May 16, 2019

Udall Secures Administration Commitment to Getting Victim Service Resources to Indian Country, Urges Support for Indian Water Rights Settlement Legislation


For Immediate Release

May 16, 2019

Contact: Ned Adriance

202.228.6870 ||  @SenatorTomUdall


Udall Secures Administration Commitment to Getting Victim Service Resources to Indian Country, Urges Support for Indian Water Rights Settlement Legislation


Presses for more Justice Department resources for Tribes to tackle MMIW crisis

WASHINGTON – U.S. Senator Tom Udall, vice chairman of the Senate Committee on Indian Affairs, joined Chairman John Hoeven (R-N.D.) to convene a business meeting on several bills, including S. 279, the Tribal School Federal Insurance Parity Act, and S. 1207, the Navajo Utah Water Rights Settlement Act of 2019, and an oversight hearing on the President’s FY 2020 budget proposal for the Department of Justice (DOJ). During the oversight hearing, Udall called attention to the need for greater resources to improve public safety in Indian Country, including tackling the Missing and Murdered Indigenous Women (MMIW) crisis.

During the business meeting, Udall expressed his strong support for committee passage of the Tribal School Federal Insurance Parity Act, which Udall cosponsored.

Udall said, “S.279, the Tribal School Federal Insurance Parity Act – this bipartisan bill would ensure all three types of Bureau of Indian Education schools have equal access to much needed federal tools and resources to recruit and retain teachers.”

Udall also expressed support for the Navajo Utah Water Rights Settlement Act, noting, “I support Indian water rights settlements, and the Navajo-Utah settlement is no exception. Authorizing Indian water rights settlements is simply good policy.  These settlements enable Tribes to develop the infrastructure necessary to utilize their quantified water rights, allow communities to avoid time-consuming and expensive litigation, provide certainty by resolving long-standing claims so stakeholders can better plan for the future, and promote Tribal sovereignty and self-sufficiency.”

Udall continued, “Without providing the real dollars to implement these bills, we risk making yet another hollow promise to Indian Country.  That is why I reintroduced S. 886, a bill to permanently extend the Reclamation Water Settlement Fund.  Congress must act to provide a steady, reliable, predictable funding stream for Indian water rights settlements.”

All three bills on the business meeting agenda passed the committee by voice vote.

During the oversight hearing immediately following the business meeting, Udall urged the Department of Justice to provide Tribes with additional resources to tackle ongoing public safety issues, including the crisis of Murdered and Missing Indigenous women.

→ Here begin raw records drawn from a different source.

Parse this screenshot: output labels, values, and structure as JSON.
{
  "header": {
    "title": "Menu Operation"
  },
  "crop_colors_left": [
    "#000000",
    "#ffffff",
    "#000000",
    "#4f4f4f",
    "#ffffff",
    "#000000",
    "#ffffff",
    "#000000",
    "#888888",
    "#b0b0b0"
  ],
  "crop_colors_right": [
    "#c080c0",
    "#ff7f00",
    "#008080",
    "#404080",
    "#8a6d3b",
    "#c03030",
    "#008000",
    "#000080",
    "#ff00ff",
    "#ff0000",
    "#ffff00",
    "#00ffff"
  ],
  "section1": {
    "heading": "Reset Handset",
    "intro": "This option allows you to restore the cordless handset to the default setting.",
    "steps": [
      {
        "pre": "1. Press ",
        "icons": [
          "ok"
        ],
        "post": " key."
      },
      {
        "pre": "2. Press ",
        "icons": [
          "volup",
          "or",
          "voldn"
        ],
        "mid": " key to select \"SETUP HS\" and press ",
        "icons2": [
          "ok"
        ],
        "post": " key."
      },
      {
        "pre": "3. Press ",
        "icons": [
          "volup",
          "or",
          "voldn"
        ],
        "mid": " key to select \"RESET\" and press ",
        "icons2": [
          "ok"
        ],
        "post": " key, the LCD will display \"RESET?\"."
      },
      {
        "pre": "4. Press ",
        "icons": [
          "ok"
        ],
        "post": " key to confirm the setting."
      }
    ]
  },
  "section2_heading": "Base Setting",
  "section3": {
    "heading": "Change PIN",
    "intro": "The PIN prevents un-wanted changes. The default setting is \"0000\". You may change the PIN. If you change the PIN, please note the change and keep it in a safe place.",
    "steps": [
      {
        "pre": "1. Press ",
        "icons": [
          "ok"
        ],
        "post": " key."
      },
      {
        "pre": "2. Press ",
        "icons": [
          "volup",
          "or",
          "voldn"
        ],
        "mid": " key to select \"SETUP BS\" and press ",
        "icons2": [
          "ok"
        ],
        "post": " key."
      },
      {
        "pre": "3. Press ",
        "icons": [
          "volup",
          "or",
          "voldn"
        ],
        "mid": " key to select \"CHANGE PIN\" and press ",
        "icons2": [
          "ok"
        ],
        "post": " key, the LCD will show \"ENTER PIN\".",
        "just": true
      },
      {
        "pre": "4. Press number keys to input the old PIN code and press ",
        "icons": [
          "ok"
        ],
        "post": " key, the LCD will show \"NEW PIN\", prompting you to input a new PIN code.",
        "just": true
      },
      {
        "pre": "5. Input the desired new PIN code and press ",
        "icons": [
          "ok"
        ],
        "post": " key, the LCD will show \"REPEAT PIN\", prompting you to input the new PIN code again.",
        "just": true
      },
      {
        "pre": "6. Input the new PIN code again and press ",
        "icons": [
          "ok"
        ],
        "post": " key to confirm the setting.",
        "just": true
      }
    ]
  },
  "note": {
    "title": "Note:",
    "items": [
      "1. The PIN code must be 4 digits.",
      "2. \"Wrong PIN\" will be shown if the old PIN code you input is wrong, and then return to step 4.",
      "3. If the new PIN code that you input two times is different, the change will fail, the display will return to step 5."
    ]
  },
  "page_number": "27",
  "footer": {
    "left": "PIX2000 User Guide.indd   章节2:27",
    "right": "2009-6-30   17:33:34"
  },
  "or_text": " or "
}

“Addressing violent crime and getting to the root causes of the Missing and Murdered Indigenous Women crisis will take a strong partnership between Congress, the administration, and Tribes, particularly to ensure that Tribes have the jurisdictional and public safety resources they need to combat the crisis head-on,” Udall said.

Recently, Udall led a day of action in the Senate to highlight the crisis of Missing and Murdered Indigenous Women, and to call for Senate action on several pieces of legislation he authored to improve safety for Native women.

Udall  pressed Principal Deputy Assistant Attorney General Matt Dummermuth on DOJ’s administration of one of the Department’s largest tribal grant programs, the Tribal Victims of Crime Act (VOCA) grant program.  A number of Tribes recently reached out to Udall to express concerns that DOJ altered the FY2019 grant application process for Tribal VOCA funding without adequate notice.  This change left many Tribes unable to apply for the program and could result in the Department failing to distribute a significant portion of the funding resources Congress set aside for Indian Country.

“Congress directed DOJ to create the FY2018 and 2019 Tribal VOCA set-asides because we recognize the great need for direct funding of victim resources in Indian Country,” said Udall.  “Mr. Dummermuth, I would encourage the DOJ to ensure the FY2019 funds are fully obligated and supporting victim services in Indian Country.  If that means opening a second round of grants for this fiscal year, I hope you will take that message back to your colleagues and work on making it happen.”

In response, Dummermuth confirmed the Department will administer another round of standalone grants for the Tribal VOCA set-aside in FY 2019.

Udall fought to secure funding to begin the Tribal VOCA grant program in the FY2018 Omnibus.  He is also a co-sponsor of S.211, the SURVIVE Act, which would authorize the Tribal VOCA grant program for 10 years and put more guardrails in place to ensure DOJ is administering the program consistently and with greater transparency.

According to DOJ’s Bureau of Justice Statistics, American Indians and Alaska Natives experience violent crimes at rates far greater than the general population.  Tribal VOCA grant funding is drawn from the Crime Victim Fund, a budget neutral fund supported by fines and penalties collected from convicted federal offenders. Prior to enactment of the FY2018 Omnibus, only States and Territories received federal VOCA grants.  As a result, Tribes had to apply for sub-grants through States and received an average of only 0.7% of federal victim service resources under VOCA.